Cette mesure sera probablement bloquée par le Sénat ou rejetée par Trump, mais l'attention portée à Epstein servira à dissimuler l'accord bipartite sur la réduction des dépenses fédérales, l'agression américaine contre le Venezuela et l'intensification des attaques contre les immigrants et les réfugiés.

Quant à Trump, les mesures visant à intensifier massivement les préparatifs d'une guerre ouverte contre le Venezuela sont en grande partie motivées par la crise grandissante que traverse son administration. Jeudi après-midi, le secrétaire à la Guerre Pete Hegseth a annoncé que le Pentagone lançait l'«opération Southern Spear », après 20 frappes au large du Venezuela et de la Colombie qui ont tué au moins 76 civils non armés.

Ce ne serait pas la première fois qu'une administration américaine cherche à régler des problèmes intérieurs et à créer les conditions d'une attaque massive contre les droits démocratiques par le biais d'une agression militaire.

La classe ouvrière ne doit se rallier à aucun des deux camps dans cette lutte au sein de la classe dirigeante.

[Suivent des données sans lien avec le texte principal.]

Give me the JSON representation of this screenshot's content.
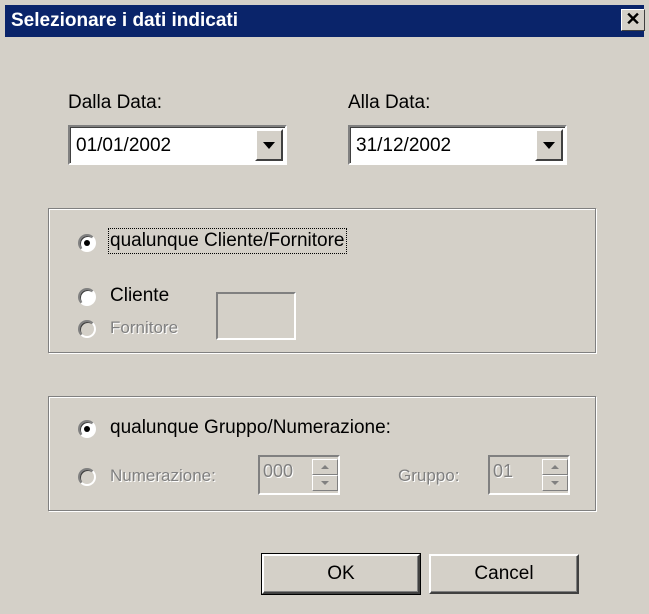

L'affaire Epstein n'accuse pas seulement Trump, elle accuse toute la bourgeoisie. Elle met à nu la physionomie corrompue d'une classe dirigeante qui a depuis longtemps abandonné tout lien avec les principes démocratiques ou le progrès social. Elle a remis le pouvoir entre les mains de gangsters, d'escrocs et de prédateurs.

La classe ouvrière doit intervenir dans la crise politique sur la base de ses propres intérêts, à travers son propre programme. Les crimes d'Epstein sont les manifestations d'un système social qui défend la propriété privée, les privilèges de classe et le monopole politique d'une élite corrompue. Le même système qui a protégé Epstein mène aujourd'hui une guerre à l'étranger, supprime les bons alimentaires pour des dizaines de millions de personnes et déchaine la police et les agences de renseignement pour réprimer l'opposition dans le pays.

L'affaire Epstein ne concerne pas seulement le passé. Elle concerne le présent et l'avenir. L'élite dirigeante est moralement et politiquement corrompue. Elle ne peut être réformée ou « tenue responsable » par le biais des institutions existantes. Elle doit être renversée. Ce qu'il faut, c'est un mouvement de la classe ouvrière – armé d'un programme socialiste révolutionnaire – pour mettre fin au règne des oligarques et construire une société fondée sur l'égalité, la vérité et la dignité humaine.